I put on my best accommodating Grog grin, pulling back my lips. If this Yo-Yo knew anything about my kind, he’d know how to age me by gum line and the length of my pointed prominents and dishonor Frisky as a liar. And forger. When he found time to create documentation on me I do not know; we weren’t at that headquarters more than the fifteen or twenty minutes it took to load the dogs. “No, it’s true.”

Blue Yo-Yo waggled his key-studded fingers. “Let’s fucking see it, then.”

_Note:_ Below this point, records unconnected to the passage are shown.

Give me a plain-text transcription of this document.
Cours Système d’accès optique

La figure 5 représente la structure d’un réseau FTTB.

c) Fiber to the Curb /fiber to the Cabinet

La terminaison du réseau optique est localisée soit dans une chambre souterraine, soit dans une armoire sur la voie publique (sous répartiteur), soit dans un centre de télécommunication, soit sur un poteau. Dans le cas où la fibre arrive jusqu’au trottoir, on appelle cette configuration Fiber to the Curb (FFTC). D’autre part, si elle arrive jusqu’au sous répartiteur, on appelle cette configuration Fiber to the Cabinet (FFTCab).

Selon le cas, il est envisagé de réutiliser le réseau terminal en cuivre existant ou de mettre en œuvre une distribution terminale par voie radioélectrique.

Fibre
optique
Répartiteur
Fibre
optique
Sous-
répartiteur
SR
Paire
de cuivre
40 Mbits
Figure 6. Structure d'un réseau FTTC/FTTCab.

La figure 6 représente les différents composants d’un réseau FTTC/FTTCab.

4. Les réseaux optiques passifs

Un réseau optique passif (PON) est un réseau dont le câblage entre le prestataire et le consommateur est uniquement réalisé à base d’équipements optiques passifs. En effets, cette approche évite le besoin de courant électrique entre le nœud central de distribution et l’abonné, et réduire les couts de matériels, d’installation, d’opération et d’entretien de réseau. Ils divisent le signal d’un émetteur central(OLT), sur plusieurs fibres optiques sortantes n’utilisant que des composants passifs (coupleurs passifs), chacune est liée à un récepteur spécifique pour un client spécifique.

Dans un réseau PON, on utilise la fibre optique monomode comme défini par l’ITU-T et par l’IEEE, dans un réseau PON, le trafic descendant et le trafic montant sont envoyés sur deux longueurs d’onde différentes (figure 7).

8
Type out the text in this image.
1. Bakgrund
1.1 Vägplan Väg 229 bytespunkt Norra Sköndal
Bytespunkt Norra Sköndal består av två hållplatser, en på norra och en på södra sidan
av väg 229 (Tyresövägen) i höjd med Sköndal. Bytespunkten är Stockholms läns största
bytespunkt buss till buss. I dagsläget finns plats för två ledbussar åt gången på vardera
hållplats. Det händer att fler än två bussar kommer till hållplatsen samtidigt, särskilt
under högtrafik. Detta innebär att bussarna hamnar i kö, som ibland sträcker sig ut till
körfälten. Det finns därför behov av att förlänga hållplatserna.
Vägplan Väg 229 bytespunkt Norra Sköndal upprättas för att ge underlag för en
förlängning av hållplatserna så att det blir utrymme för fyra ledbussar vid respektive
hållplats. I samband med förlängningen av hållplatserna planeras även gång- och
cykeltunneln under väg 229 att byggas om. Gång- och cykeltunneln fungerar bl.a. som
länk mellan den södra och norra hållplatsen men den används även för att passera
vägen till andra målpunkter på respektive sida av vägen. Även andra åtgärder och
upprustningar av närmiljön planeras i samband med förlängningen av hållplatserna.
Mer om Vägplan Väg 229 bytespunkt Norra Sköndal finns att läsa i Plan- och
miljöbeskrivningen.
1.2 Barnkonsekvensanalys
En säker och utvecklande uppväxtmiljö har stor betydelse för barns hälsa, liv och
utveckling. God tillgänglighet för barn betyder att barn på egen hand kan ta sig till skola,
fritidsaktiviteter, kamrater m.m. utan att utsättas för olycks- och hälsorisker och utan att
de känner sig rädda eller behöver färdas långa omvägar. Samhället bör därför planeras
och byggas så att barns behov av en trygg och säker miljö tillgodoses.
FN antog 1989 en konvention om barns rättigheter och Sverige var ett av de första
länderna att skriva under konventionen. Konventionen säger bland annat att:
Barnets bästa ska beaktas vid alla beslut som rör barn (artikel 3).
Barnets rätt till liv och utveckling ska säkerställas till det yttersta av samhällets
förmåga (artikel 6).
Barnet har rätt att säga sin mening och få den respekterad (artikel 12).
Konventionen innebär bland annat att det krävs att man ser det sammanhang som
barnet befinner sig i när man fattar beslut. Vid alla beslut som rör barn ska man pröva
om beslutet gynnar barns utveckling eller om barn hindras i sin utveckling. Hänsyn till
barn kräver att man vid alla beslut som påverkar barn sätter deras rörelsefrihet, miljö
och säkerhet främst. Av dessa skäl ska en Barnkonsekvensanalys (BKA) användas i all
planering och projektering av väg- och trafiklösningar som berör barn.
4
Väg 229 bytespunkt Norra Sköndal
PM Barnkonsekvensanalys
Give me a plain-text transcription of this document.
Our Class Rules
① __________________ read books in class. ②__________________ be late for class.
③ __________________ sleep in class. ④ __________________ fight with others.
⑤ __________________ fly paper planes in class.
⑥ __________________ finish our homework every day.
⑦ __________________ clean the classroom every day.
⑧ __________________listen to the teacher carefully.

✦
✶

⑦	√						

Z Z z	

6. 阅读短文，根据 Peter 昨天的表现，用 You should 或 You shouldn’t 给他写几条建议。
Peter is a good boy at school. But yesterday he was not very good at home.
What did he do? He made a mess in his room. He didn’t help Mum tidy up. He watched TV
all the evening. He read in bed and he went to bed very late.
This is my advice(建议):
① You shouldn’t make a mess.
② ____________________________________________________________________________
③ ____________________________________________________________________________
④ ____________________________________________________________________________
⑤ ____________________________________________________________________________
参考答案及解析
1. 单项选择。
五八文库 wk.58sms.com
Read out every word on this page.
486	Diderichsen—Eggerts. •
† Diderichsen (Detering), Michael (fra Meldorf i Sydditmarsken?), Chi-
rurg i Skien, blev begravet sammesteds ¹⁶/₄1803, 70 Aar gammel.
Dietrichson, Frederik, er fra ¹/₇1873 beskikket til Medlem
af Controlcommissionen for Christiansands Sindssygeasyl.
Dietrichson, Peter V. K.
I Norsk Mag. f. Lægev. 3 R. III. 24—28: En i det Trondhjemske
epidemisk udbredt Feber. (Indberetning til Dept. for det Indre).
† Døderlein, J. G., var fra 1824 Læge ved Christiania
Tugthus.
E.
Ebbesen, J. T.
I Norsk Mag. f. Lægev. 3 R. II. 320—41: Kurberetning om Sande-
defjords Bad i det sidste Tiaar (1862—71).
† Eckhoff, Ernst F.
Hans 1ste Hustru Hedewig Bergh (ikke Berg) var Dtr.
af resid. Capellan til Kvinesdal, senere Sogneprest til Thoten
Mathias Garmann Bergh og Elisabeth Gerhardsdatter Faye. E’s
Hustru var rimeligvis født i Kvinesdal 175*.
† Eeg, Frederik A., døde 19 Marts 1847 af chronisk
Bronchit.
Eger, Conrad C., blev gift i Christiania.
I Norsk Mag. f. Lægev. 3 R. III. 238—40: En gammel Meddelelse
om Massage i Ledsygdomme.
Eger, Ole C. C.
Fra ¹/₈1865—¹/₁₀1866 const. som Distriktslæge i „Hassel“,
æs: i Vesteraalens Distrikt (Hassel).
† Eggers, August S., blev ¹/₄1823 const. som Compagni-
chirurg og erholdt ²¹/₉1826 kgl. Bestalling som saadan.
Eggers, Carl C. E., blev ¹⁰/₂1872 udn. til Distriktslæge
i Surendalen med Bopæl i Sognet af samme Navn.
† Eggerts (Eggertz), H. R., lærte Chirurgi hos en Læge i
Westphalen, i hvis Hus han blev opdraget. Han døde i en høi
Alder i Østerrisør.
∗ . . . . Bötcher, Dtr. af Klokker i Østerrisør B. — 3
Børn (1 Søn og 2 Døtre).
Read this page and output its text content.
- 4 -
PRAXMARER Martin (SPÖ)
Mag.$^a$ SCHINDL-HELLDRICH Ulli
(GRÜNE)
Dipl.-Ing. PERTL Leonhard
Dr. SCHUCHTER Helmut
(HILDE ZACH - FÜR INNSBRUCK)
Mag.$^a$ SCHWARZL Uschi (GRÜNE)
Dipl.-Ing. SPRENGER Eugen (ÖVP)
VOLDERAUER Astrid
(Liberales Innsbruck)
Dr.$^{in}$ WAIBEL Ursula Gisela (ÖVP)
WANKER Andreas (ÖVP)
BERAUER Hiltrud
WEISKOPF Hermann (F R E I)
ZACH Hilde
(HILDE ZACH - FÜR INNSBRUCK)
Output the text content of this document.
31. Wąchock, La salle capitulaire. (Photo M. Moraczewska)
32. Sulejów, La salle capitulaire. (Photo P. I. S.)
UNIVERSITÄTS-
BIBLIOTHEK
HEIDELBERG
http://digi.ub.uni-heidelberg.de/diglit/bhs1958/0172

/> Frisky gave me the fucking keys and I put on a fucking exhibition with the fucking truck. Blue Yo-Yo must have been fucking impressed, because he managed to put a subject and verb together without an expletive.

“Leather Hog needs new wheel man, but he won’t cog Grogs. Take him to the Trapdoor, ducks. Shanghai Mike’s always looking for strong backs for the mines in the Coal Country. I’ll expect a cut out of both of you. I’m not a free fucking church dinner–and-lecture, yo.”

Some humans have a tendency to talk among themselves as though any of my kind nearby are statuary. I sat cross-legged and sniffed at an empty snack-food bag left under the truck’s seat.